As I said before, England has a crisis care concordat, with local crisis pathways that are agreed between all partners, statutory and non-statutory. That is definitely one way we could go—or we could learn from it, and adapt it to the Scottish context.
There are significant issues around out-of-hours support. To come back to stigma, I note that although the majority of people who are in a mental health crisis who attend A and E or other emergency services will receive a good response, we are still hearing all too often about people not getting a proper or compassionate response. That is particularly the case in relation to issues around self-harm and people with suicidal ideation who are repeat attendees. That is a key thing that needs to change.
As Toni Giugliano has, SAMH has called very strongly for community triage projects to be rolled out nationally. NHS Greater Glasgow and Clyde and NHS Lothian have a mental health professional working directly with the police and emergency services to support people who are in mental health crises. Those projects have evaluated well: we think that there should be no delay in rolling them out. Such care pathways are missing and need to be improved at local and national levels. There also needs to be an infrastructure for shared learning, and resources need to be put in place for that.
11:45
On out-of-hours services and online resources, I dealt with the mother of a 17-year-old boy who had attempted to take his life because his best friend had taken his own life. Luckily, there was an intervention, but when his laptop was found, every window that was opened was a search for “how to take my own life”. That frightened her most and it really opened my eyes. He was 17, but the issue affects people who are younger than that: I have had emails from mothers of 12-year-olds and nine-year-olds. We need to consider the fact that they have access to such material but there are no online resources to balance it out.
In its submission, Samaritans says that
“There is no longer an effective structure of suicide prevention leadership or delivery in Scotland.”
I note that it says “no longer”, so Samaritans obviously feels that, at some point, there was such a structure. I would like to understand what has changed and what that leadership should look like. For the first time, we have a Minister for Mental Health. What difference has that made? What would you like to change, given that suicide is preventable, but we are still talking about
“the single biggest killer of men under 50 in the UK and young people aged 25-34”?
Something in a similar vein that I recently discovered and that really struck me is that the number of deaths from all cancers in people under 29 in Scotland is less than the number of deaths by suicide under 29. That is a measure of how seriously we need to take the issue.
We have touched on some of the elements that have changed over time. In 2002, when choose life was first instigated, there was a dedicated national team at NHS Health Scotland who were tasked solely with developing national plans, strategies, support and guidance for suicide prevention, and there were dedicated resources within each local authority. The landscape has undoubtedly changed, but we do not have that resource. There is not the same commitment to the topic, which is strongly related to mental health but does not sit only within that policy area.
We need to ensure that resources are aligned and that leadership means something at local and national levels. Who is responsible for our local plan? Is it the local authority, the integration joint board or some combination? It is not clear. The danger is that suicide prevention disappears among the good work that is being done to integrate health and social care.
We have tasked the minister with showing the necessary leadership and ensuring that any leadership group that is discussed has teeth. It must have the ability to hold the minister to account for what needs to happen, and the ability to shape and direct activity locally. It should not define what every project is, but by using the best available knowledge and targeting groups of individuals whom we know are at high risk, it should ensure that we allocate the limited resources appropriately.
There is no line of sight from the minister to what is happening locally. If we want to hold the minister accountable for whether the suicide rate goes up or down over time, we need to ensure that there is greater alignment of resources.
Thank you. Do other witnesses share that view?

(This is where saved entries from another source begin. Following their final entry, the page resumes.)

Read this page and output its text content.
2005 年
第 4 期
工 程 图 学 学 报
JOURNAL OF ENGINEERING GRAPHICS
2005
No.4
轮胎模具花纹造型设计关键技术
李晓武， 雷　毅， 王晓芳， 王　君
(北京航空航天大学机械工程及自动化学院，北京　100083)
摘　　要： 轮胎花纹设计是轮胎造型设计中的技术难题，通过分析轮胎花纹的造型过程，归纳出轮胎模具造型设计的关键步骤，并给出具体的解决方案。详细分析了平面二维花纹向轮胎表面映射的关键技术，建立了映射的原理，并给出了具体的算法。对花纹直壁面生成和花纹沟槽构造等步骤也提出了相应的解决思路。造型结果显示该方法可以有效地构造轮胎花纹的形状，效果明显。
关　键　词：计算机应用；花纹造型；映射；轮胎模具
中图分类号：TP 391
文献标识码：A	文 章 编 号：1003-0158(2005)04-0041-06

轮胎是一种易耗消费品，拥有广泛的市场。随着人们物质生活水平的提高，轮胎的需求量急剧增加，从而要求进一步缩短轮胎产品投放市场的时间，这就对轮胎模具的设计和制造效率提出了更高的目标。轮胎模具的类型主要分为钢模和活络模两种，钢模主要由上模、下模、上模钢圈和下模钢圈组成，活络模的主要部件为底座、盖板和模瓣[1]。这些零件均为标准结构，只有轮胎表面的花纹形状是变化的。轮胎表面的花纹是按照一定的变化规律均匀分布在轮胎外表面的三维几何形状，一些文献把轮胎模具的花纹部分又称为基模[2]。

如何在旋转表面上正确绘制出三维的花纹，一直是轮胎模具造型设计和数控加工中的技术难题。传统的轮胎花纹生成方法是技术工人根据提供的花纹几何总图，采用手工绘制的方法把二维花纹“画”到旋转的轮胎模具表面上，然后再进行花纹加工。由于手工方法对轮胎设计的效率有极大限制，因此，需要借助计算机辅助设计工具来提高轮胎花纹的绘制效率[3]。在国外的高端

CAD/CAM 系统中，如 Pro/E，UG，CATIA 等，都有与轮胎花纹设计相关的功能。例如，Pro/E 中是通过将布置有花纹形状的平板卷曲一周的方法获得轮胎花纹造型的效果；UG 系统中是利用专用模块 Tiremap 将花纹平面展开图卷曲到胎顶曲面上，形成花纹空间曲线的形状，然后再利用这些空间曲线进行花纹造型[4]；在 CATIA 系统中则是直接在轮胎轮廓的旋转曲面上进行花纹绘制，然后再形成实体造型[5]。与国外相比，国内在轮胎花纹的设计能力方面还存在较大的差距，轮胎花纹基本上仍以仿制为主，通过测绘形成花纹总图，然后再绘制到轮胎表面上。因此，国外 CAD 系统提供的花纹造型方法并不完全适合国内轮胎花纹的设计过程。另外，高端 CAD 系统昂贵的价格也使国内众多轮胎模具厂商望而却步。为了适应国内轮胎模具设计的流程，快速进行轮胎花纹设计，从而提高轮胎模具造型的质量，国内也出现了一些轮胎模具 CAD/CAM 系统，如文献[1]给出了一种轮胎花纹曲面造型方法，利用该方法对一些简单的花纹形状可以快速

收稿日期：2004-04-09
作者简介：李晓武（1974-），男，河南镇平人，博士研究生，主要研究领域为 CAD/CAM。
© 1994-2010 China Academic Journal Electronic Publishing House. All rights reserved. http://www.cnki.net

Absolutely. We run the risk of no one having ownership of suicide prevention. That is a problem not only in Scotland, to be frank, but for public mental health and how suicide is tackled throughout the world. We see it in many other places.
It is crucial that, as Samaritans has said repeatedly, we use this opportunity as a turning point to instil new drive and ambition through new leadership. We can certainly do that, but we need to ensure that we take the matter out of the current structures. There is no other way of doing it. We need to create a new system and a new body that can drive forward the agenda in partnership with local authorities and local groups, and which has the public mental health perspective.
I thank the panel for the interesting discussion this morning. I want to go into a wee bit more detail on specific groups, which we have covered to some extent. We know that certain groups are disproportionately affected, and we have talked about poverty, rurality, men—who are clearly a huge issue—and age. We have not talked about lesbian, gay, bisexual and transgender individuals, but there is also an issue for that group, and families affected by suicide are disproportionately affected.
To what extent should the strategy target actions to specific groups? There will be trigger events for individuals in those groups, so my follow-up question is whether it is possible to target the situations in which those issues are likely to arise. To what extent should the strategy be focused in that way?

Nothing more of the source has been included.